Twin themes of the commons as a place and a practice, and archaeology as a material method of storytelling, inform how architecture might critically mediate between contested histories, ecological imperatives, and community aspirations.

Geelong on Wadawurrung Country is Victoria’s second city. On the edges of the old Town Common, long built over and re-built over and all but forgotten, where city gives way to landscape, where industrial sheds give way to swamp and Country gives way to nothing, we will ask: how do we build on this periphery and others like it?
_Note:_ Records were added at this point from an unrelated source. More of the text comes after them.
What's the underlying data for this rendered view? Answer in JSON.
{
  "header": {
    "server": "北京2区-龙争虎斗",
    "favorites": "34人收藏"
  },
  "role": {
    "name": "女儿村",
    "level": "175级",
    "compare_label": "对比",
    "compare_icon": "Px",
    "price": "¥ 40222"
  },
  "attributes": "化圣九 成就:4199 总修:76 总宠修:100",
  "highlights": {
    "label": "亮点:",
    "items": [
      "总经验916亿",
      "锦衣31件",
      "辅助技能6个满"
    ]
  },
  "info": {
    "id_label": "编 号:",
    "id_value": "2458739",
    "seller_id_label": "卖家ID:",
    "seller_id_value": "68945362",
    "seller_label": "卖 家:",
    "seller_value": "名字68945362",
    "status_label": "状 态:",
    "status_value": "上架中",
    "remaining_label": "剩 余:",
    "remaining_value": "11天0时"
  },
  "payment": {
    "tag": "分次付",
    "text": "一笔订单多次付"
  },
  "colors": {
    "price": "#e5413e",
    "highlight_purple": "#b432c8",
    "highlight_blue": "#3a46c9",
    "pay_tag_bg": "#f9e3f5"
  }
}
This peri-urban palimpsest with all entangled layers always in play makes available a range of possible programmes related to: memory and heritage, community and cultural commons, ecological and environmental restoration, experimental practices in place-making, urban commons and public infrastructure.

We will explore how:

  • The commons are able to creatively disrupt hierarchies of ownership and stewardship.
  • Architecture, like archaeology, operates as a profoundly ‘situated’ practice.
  • Interdisciplinary practice between architecture and archaeology reveals the porous and productive boundary between designing new environments and interpreting those already there.
  • As architects we don’t (usually) make buildings, we make representations of buildings, and those representations are meaningful in their own right.

The brief:

Design a building or group of buildings on Wadawurrung Country, which responds to ideas of the commons, and/or practices of archaeology and is situated at or near the junction of Tanner Street and Breakwater Swamp in Geelong.

Grid excavations at Maiden Castle (UK) directed by Sir Mortimer Wheeler, 1937.